Decision Theory for Reliability Practitioners – Improving the odds for success
Instructor: David Auda
When: Jan 21, 8am – 5pm
Risk, probability, likelihood, chance and uncertainty are some common terms found in the language of the reliability practitioner. Things like choice, judgment, belief, opinion and decision are often implicit in the practice of reliability. These implicit processes are actually what drive the step-wise procession through such things as a project, an experiment, a causal investigation, a preventive risk assessment and life in general. Improved visibility and consideration of these various processes can improve their effectiveness which then brings a more favorable result.

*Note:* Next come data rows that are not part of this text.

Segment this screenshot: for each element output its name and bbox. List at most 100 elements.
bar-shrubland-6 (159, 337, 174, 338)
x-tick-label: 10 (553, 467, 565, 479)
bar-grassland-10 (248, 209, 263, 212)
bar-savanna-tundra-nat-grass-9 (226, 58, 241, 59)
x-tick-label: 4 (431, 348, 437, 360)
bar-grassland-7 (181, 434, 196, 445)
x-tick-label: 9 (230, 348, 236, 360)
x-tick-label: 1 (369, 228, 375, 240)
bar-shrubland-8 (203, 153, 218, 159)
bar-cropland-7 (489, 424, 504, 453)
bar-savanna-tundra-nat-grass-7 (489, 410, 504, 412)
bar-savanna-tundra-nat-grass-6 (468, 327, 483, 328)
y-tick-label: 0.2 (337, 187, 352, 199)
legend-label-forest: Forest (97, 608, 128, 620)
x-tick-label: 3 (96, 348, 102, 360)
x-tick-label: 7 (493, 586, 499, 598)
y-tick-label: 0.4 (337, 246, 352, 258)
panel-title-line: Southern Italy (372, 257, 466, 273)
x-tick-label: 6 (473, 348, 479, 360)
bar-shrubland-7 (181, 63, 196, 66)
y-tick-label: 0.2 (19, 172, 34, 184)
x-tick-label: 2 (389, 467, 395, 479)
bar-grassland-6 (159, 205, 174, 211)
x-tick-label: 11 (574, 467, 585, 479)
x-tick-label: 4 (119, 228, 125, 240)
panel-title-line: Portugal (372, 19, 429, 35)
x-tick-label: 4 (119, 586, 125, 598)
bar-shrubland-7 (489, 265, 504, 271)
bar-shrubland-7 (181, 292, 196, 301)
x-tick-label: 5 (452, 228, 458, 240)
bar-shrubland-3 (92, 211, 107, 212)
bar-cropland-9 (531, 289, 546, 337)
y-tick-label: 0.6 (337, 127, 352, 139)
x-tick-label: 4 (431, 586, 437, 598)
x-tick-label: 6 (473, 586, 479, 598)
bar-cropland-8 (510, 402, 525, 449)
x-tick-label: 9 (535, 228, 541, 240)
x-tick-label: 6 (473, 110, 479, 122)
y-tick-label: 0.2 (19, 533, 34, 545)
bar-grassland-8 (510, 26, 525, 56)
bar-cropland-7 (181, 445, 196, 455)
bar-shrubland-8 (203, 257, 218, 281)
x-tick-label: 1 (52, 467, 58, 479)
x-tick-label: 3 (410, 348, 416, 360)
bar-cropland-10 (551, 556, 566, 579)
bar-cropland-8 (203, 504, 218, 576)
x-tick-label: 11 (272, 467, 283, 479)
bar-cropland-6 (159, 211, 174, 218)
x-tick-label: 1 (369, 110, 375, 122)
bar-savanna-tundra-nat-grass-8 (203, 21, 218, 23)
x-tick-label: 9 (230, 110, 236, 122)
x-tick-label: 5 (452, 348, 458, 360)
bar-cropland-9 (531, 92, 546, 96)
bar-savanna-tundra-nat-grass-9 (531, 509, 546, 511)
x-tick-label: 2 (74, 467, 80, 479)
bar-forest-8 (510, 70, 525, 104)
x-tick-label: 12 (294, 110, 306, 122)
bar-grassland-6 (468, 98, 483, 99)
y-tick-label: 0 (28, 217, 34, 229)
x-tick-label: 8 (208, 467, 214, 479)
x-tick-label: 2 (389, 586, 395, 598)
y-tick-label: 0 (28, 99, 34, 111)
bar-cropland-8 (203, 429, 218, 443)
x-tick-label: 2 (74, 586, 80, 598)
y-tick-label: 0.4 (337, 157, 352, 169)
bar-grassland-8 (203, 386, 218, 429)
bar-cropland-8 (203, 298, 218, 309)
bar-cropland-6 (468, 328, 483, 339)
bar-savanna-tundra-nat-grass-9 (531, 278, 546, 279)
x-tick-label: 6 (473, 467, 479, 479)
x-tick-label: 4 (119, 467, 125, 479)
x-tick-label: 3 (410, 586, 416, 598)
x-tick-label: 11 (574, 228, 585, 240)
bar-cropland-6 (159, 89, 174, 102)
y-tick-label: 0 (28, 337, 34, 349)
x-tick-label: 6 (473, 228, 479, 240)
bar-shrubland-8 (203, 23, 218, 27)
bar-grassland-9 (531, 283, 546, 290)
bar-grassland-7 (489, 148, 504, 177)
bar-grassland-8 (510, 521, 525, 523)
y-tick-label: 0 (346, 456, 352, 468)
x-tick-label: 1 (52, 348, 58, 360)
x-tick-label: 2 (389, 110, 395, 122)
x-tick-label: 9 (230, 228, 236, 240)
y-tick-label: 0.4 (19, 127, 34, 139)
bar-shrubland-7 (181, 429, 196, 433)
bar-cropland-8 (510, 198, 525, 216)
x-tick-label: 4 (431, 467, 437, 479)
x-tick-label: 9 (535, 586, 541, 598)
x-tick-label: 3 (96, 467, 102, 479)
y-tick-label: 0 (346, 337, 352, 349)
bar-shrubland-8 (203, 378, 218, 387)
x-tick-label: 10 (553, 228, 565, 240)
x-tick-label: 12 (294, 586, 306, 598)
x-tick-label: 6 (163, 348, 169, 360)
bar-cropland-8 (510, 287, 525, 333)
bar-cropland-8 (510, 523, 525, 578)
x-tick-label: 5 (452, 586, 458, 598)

Individual who are leading efforts, especially those who are facilitating groups in pursuit of things like root cause(s), risk assessment(s), predictive analysis, etc. will benefit from learning more about their personal decision making modality. This increase in awareness in one’s own decision making also brings into consideration the decision making styles of others. These ‘others’ can be managers, directors, subordinates, peers, etc. and of course invariably includes people like significant others, children, parents, acquaintances, etc.
This workshop includes an Introduction to formal decision theory, insights into our neurobiology and an assessment of our personal heuristics and biases that will give new insights into the way one can improve upon decision making and as a natural consequence, improve upon the results delivered by those decisions.